Ohio's cities should be afraid. Afraid of what? Afraid of a General Assembly that found it far too easy to pass a ban on residency laws for public employees.
And municipal workers should be afraid. Of what? Of an almost inevitable backlash from the taxpayers who pay their salaries.
First, the General Assembly. Its passage this week of a law outlawing residency requirements by political subdivisions is a dramatic demonstration that the current Legislature feels no particular responsibility to the state's municipalities -- at least not cities like Cleveland, Toledo, Youngstown and Warren.

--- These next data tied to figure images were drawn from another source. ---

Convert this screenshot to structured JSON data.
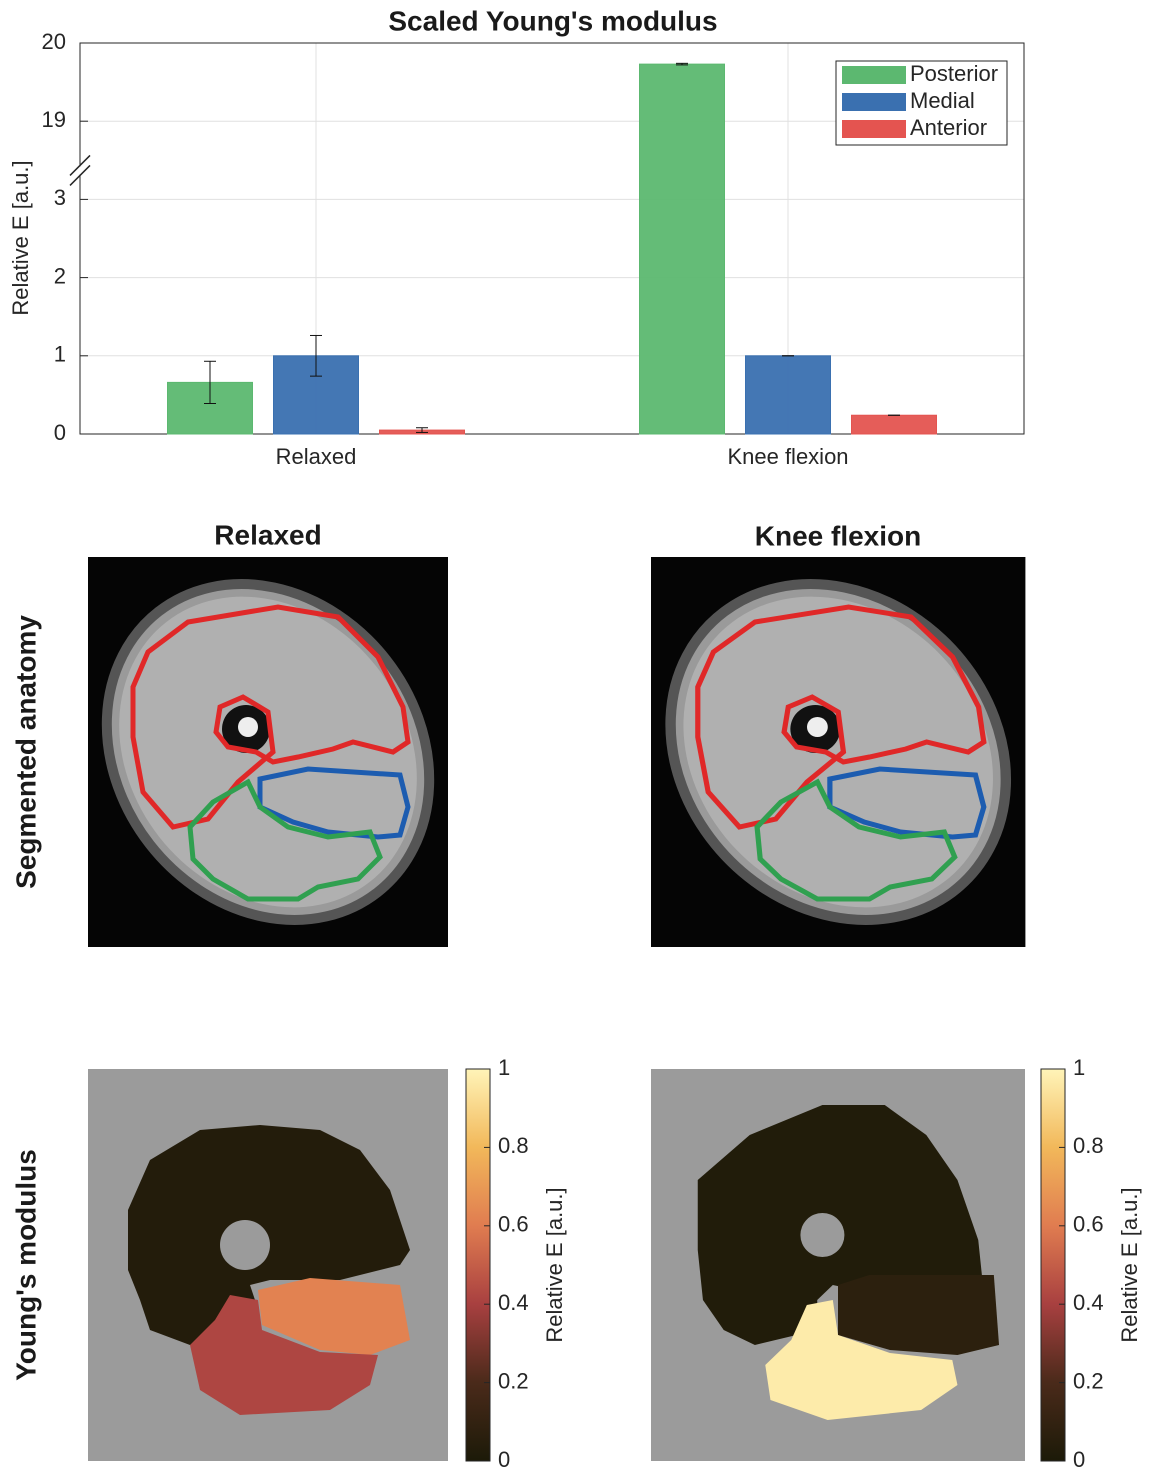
{
  "chart_data": [
    {
      "type": "bar",
      "title": "Scaled Young's modulus",
      "ylabel": "Relative E [a.u.]",
      "categories": [
        "Relaxed",
        "Knee flexion"
      ],
      "series": [
        {
          "name": "Posterior",
          "color": "#5cb870",
          "values": [
            0.66,
            19.73
          ],
          "errors": [
            0.27,
            0.01
          ]
        },
        {
          "name": "Medial",
          "color": "#3a70b0",
          "values": [
            1.0,
            1.0
          ],
          "errors": [
            0.26,
            0.0
          ]
        },
        {
          "name": "Anterior",
          "color": "#e45450",
          "values": [
            0.05,
            0.24
          ],
          "errors": [
            0.03,
            0.0
          ]
        }
      ],
      "ylim": [
        0,
        20
      ],
      "y_break": [
        3.37,
        18.37
      ],
      "yticks": [
        0,
        1,
        2,
        3,
        19,
        20
      ],
      "grid": true,
      "legend": "top-right"
    },
    {
      "type": "regionmap",
      "title": "Relaxed",
      "regions": [
        "Anterior",
        "Medial",
        "Posterior"
      ],
      "values": [
        0.03,
        0.62,
        0.42
      ],
      "colorbar_label": "Relative E [a.u.]",
      "ylim": [
        0,
        1
      ],
      "yticks": [
        0,
        0.2,
        0.4,
        0.6,
        0.8,
        1
      ],
      "colormap": [
        "#1c1a08",
        "#4a2a1a",
        "#a84040",
        "#e07c50",
        "#f2b85a",
        "#fff4b8"
      ]
    },
    {
      "type": "regionmap",
      "title": "Knee flexion",
      "regions": [
        "Anterior",
        "Medial",
        "Posterior"
      ],
      "values": [
        0.02,
        0.07,
        0.97
      ],
      "colorbar_label": "Relative E [a.u.]",
      "ylim": [
        0,
        1
      ],
      "yticks": [
        0,
        0.2,
        0.4,
        0.6,
        0.8,
        1
      ],
      "colormap": [
        "#1c1a08",
        "#4a2a1a",
        "#a84040",
        "#e07c50",
        "#f2b85a",
        "#fff4b8"
      ]
    }
  ],
  "figure": {
    "row_labels": [
      "Segmented anatomy",
      "Young's modulus"
    ]
  }
}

State Rep. Randy Law, R-Warren, made a telling statement while discussing the residency law with an editorial writer Thursday: "I'm the only member of my caucus who represents a city like Warren." All the other Republicans in the House represent suburbs, rural areas or "cities like Dublin," that is relatively young and prosperous cities that don't have the problems of a Warren, Law said.
Individual rights
Still, Law voted with a majority of fellow Republicans and a good number of Democrats to prohibit residency requirements by the state's political subdivisions. Law said he did so because he believes people have the right to live where they want. Also, he said, while a number of constituents contacted him asking for support of the residency prohibition, not one asked him to vote against it. He said the only way he knew Warren Mayor Michael O'Brien disapproved of the law was a statement in a news story, but by then it was too late.
The state Senate sponsor of the bill, Timothy Grendell, a Republican from Chesterland in Geauga County, introduced the bill because he said he believes in giving broad rights to individuals. He compared residency rules to indentured servitude. Grendell said he is also convinced that the law will withstand challenges because the Ohio Constitution gives the Legislature supremacy in matters of public employment. That, he says, will trump home rule.

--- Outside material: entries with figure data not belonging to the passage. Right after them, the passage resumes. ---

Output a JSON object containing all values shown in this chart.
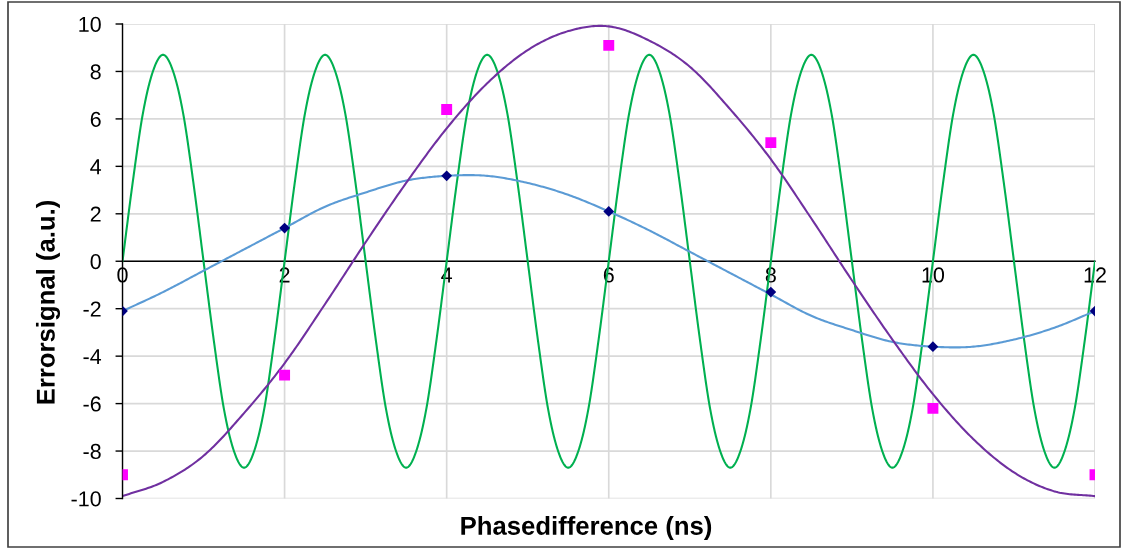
{
  "chart_data": {
    "type": "line",
    "xlabel": "Phasedifference (ns)",
    "ylabel": "Errorsignal (a.u.)",
    "xlim": [
      0,
      12
    ],
    "ylim": [
      -10,
      10
    ],
    "xticks": [
      0,
      2,
      4,
      6,
      8,
      10,
      12
    ],
    "yticks": [
      -10,
      -8,
      -6,
      -4,
      -2,
      0,
      2,
      4,
      6,
      8,
      10
    ],
    "grid": true,
    "series": [
      {
        "color": "#00b050",
        "x": [
          0,
          0.125,
          0.25,
          0.375,
          0.5,
          0.625,
          0.75,
          0.875,
          1,
          1.125,
          1.25,
          1.375,
          1.5,
          1.625,
          1.75,
          1.875,
          2,
          2.125,
          2.25,
          2.375,
          2.5,
          2.625,
          2.75,
          2.875,
          3,
          3.125,
          3.25,
          3.375,
          3.5,
          3.625,
          3.75,
          3.875,
          4,
          4.125,
          4.25,
          4.375,
          4.5,
          4.625,
          4.75,
          4.875,
          5,
          5.125,
          5.25,
          5.375,
          5.5,
          5.625,
          5.75,
          5.875,
          6,
          6.125,
          6.25,
          6.375,
          6.5,
          6.625,
          6.75,
          6.875,
          7,
          7.125,
          7.25,
          7.375,
          7.5,
          7.625,
          7.75,
          7.875,
          8,
          8.125,
          8.25,
          8.375,
          8.5,
          8.625,
          8.75,
          8.875,
          9,
          9.125,
          9.25,
          9.375,
          9.5,
          9.625,
          9.75,
          9.875,
          10,
          10.125,
          10.25,
          10.375,
          10.5,
          10.625,
          10.75,
          10.875,
          11,
          11.125,
          11.25,
          11.375,
          11.5,
          11.625,
          11.75,
          11.875,
          12
        ],
        "values": [
          0,
          3.3,
          6.2,
          8.0,
          8.7,
          8.0,
          6.2,
          3.3,
          0,
          -3.3,
          -6.2,
          -8.0,
          -8.7,
          -8.0,
          -6.2,
          -3.3,
          0,
          3.3,
          6.2,
          8.0,
          8.7,
          8.0,
          6.2,
          3.3,
          0,
          -3.3,
          -6.2,
          -8.0,
          -8.7,
          -8.0,
          -6.2,
          -3.3,
          0,
          3.3,
          6.2,
          8.0,
          8.7,
          8.0,
          6.2,
          3.3,
          0,
          -3.3,
          -6.2,
          -8.0,
          -8.7,
          -8.0,
          -6.2,
          -3.3,
          0,
          3.3,
          6.2,
          8.0,
          8.7,
          8.0,
          6.2,
          3.3,
          0,
          -3.3,
          -6.2,
          -8.0,
          -8.7,
          -8.0,
          -6.2,
          -3.3,
          0,
          3.3,
          6.2,
          8.0,
          8.7,
          8.0,
          6.2,
          3.3,
          0,
          -3.3,
          -6.2,
          -8.0,
          -8.7,
          -8.0,
          -6.2,
          -3.3,
          0,
          3.3,
          6.2,
          8.0,
          8.7,
          8.0,
          6.2,
          3.3,
          0,
          -3.3,
          -6.2,
          -8.0,
          -8.7,
          -8.0,
          -6.2,
          -3.3,
          0
        ]
      },
      {
        "color": "#5b9bd5",
        "x": [
          0,
          0.5,
          1,
          1.5,
          2,
          2.5,
          3,
          3.5,
          4,
          4.5,
          5,
          5.5,
          6,
          6.5,
          7,
          7.5,
          8,
          8.5,
          9,
          9.5,
          10,
          10.5,
          11,
          11.5,
          12
        ],
        "values": [
          -2.1,
          -1.3,
          -0.4,
          0.5,
          1.4,
          2.3,
          2.9,
          3.4,
          3.6,
          3.6,
          3.3,
          2.8,
          2.1,
          1.3,
          0.4,
          -0.5,
          -1.4,
          -2.3,
          -2.9,
          -3.4,
          -3.6,
          -3.6,
          -3.3,
          -2.8,
          -2.1
        ]
      },
      {
        "color": "#7030a0",
        "x": [
          0,
          0.5,
          1,
          1.5,
          2,
          2.5,
          3,
          3.5,
          4,
          4.5,
          5,
          5.5,
          6,
          6.5,
          7,
          7.5,
          8,
          8.5,
          9,
          9.5,
          10,
          10.5,
          11,
          11.5,
          12
        ],
        "values": [
          -9.9,
          -9.3,
          -8.2,
          -6.4,
          -4.3,
          -1.8,
          0.8,
          3.3,
          5.6,
          7.5,
          8.9,
          9.7,
          9.9,
          9.3,
          8.2,
          6.4,
          4.3,
          1.8,
          -0.8,
          -3.3,
          -5.6,
          -7.5,
          -8.9,
          -9.7,
          -9.9
        ]
      },
      {
        "type": "scatter",
        "color": "#000080",
        "marker": "diamond",
        "x": [
          0,
          2,
          4,
          6,
          8,
          10,
          12
        ],
        "values": [
          -2.1,
          1.4,
          3.6,
          2.1,
          -1.3,
          -3.6,
          -2.1
        ]
      },
      {
        "type": "scatter",
        "color": "#ff00ff",
        "marker": "square",
        "x": [
          0,
          2,
          4,
          6,
          8,
          10,
          12
        ],
        "values": [
          -9.0,
          -4.8,
          6.4,
          9.1,
          5.0,
          -6.2,
          -9.0
        ]
      }
    ]
  }
}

Grendell talked about doing away with mandatory residency the way school choice advocates talk about charter schools or vouchers. If cities see that their employees are going to move away, city fathers will work harder to improve their cities.

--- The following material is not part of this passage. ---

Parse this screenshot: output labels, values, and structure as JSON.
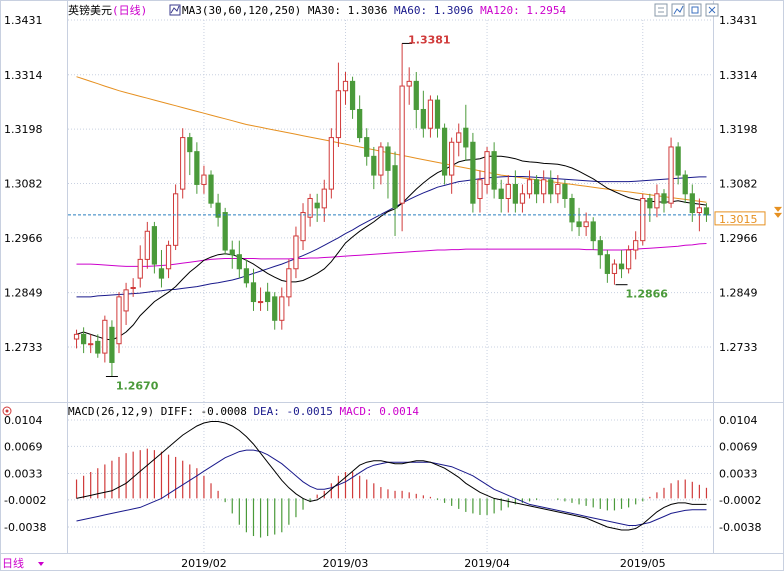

The bottom line is that this legislation passed because a coalition of legislators who say they believe that anyone has the right to live anywhere they want (but won't go so far as to say that anyone has a right to a public job) came together with some true believers in free-market competition between old cities and new suburbs (tough-love ideologues who apparently believe that elected officials won't really try to save their cities unless employees are allowed to move out). They were joined by other representatives who are so indebted to or afraid of public employee unions that they fell into line.
What members of this alliance apparently fail to see is that the state's older cities are like ocean liners; they can't turn on a dime. If the S.S. Youngstown (or Toledo or Cleveland) is in troubled waters, the job of turning it around is not going to be made easier by allowing the crew to jump ship. The passengers -- the taxpayers -- aren't going to be inspired with confidence when the guys they paid to keep the ship afloat start rowing away.
Careful what you wish for
And that brings us to the potential backlash. The public employee unions that fought so long and so hard to outlaw residency requirements may come to rue the day the law passed.
In Ohio's cities -- at least the old cities, not the Dublins -- the average pay for public employees exceeds the income of most taxpayers. In recent decades, public employee unions have done a marvelous job for their members -- and not just safety forces, but truck drivers, laborers and office workers.
If the residency ban is upheld through the inevitable court appeals, the day will come when well-paid city workers begin flocking to the suburbs. And if that day comes, those same workers are going to find that it will be much more difficult to persuade city residents to approve tax increases to pay those handsome salaries and fringe benefits. Employees who no longer live in the city will find that city council members are more inclined to listen to the people who can still vote for them when making decisions that affect the pay and fringe benefits for city employees.
Of course, that will take a while -- a decade maybe. And about a third of today's municipal employees will have retired by then, with pensions that will probably exceed the pay of the average private-sector employee in the city. But the other two-thirds -- they may find that pushing through the anti-residency law was a Pyrrhic victory.
In the meantime, Ohio's cities are going to have to watch out for themselves. Obviously the representatives in Columbus aren't listening to them, and a good number of their own employees can barely wait to abandon them.